Conhecendo a vontade de Deus
Concluindo, observamos que estes dois primeiros versículos contêm um rogo com um duplo caráter. Por um lado, a consagração do corpo, e por outro, a renovação da mente. Ambos, com o único fim de comprovar qual é a vontade de Deus, que por sua vez será a que regula as nossas relações (Rom. 12:1-15:13). Esta perfeita combinação permitirá a comprovação da vontade de Deus para os aspectos práticos da vida cristã.
O irmão John Stott, em seu livro Mensagem de Romanos, classifica estes versículos da seguinte forma: (12:1-2) Conhecer a vontade de Deus em nossa relação com Ele; (12:3-8) conhecer a vontade de Deus conosco mesmo; (12:9-16) conhecer a vontade de Deus na relação entre nós; (12:17- 21) Conhecer a vontade de Deus na relação com os malvados e os inimigos; (13:1-7) conhecer a vontade de Deus na relação com as autoridades; (13:8-10) em nossa relação com a Lei; (13:11-14) com o dia da volta de Cristo; e com os membros mais fracos da comunidade cristã (14:1-15:13).
Uma leitura minuciosa destes versículos nos mostrará a grande quantidade de mandamentos, rogos e desejos que o apóstolo apresenta. Todos, com a determinada intenção de esclarecer aos santos qual é a boa vontade de Deus na vida prática do dia a dia.
Os dois últimos exemplos
Até aqui tudo faz pensar que os versículos finais (15:14-16:27) são só anelos e saudações pessoais de Paulo; no entanto, estes mostram um claro exemplo de consagração e renovação na vida do apóstolo e na vida da igreja.
O ministério de Paulo aos gentios, a preocupação pelos necessitados e o desejo para estender o reino de Deus além das regiões vizinhas, são uma evidência a mais da entrega do apóstolo. Paulo escreve com humildade, afeto e ânimo a uma igreja que não fundou nem conhecia, solicitando oração, planejando viagens e enchendo-se do forte pensamento de seguir pregando o evangelho.
Em seguida, nas vinte e seis saudações seguintes, observamos a entrega dos irmãos. Paulo reconhece o serviço de cada um. Mas, como é que Paulo conhecia os irmãos, se não lhes havia visitado?
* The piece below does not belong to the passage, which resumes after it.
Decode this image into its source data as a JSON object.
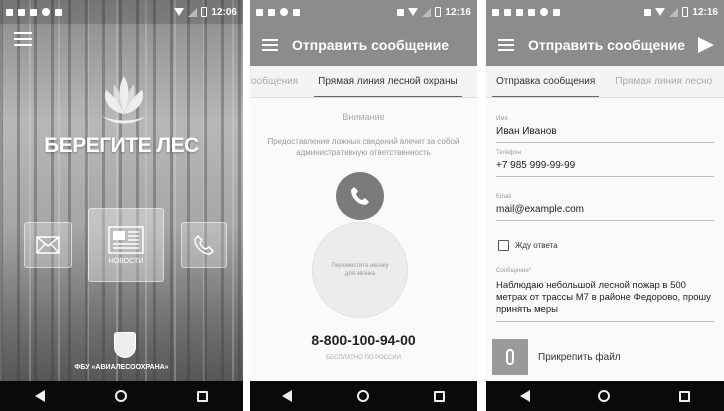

Atrevo-me a supor que estes foram irmãos oriundos de outras localidades, que dispuseram os seus corpos em serviço ao Senhor, renovaram as suas mentes com a urgência do evangelho, para em seguida serem enviados pelo Espírito para formar a igreja em Roma.
Paulo lhes saúda com familiaridade. A proximidade afetiva da saudação supõe instâncias de comunhão prévia; provavelmente eram famílias colaboradoras em outras cidades que Paulo frequentava. Estes irmãos nomeados são o vivo exemplo de corpos consagrados e mentes renovadas, que se dispuseram a servir ao Senhor com as suas mãos, ofícios e famílias, ali onde o Senhor necessitava deles.
Ao único e sábio Deus, seja glória mediante Jesus Cristo para sempre. Amém.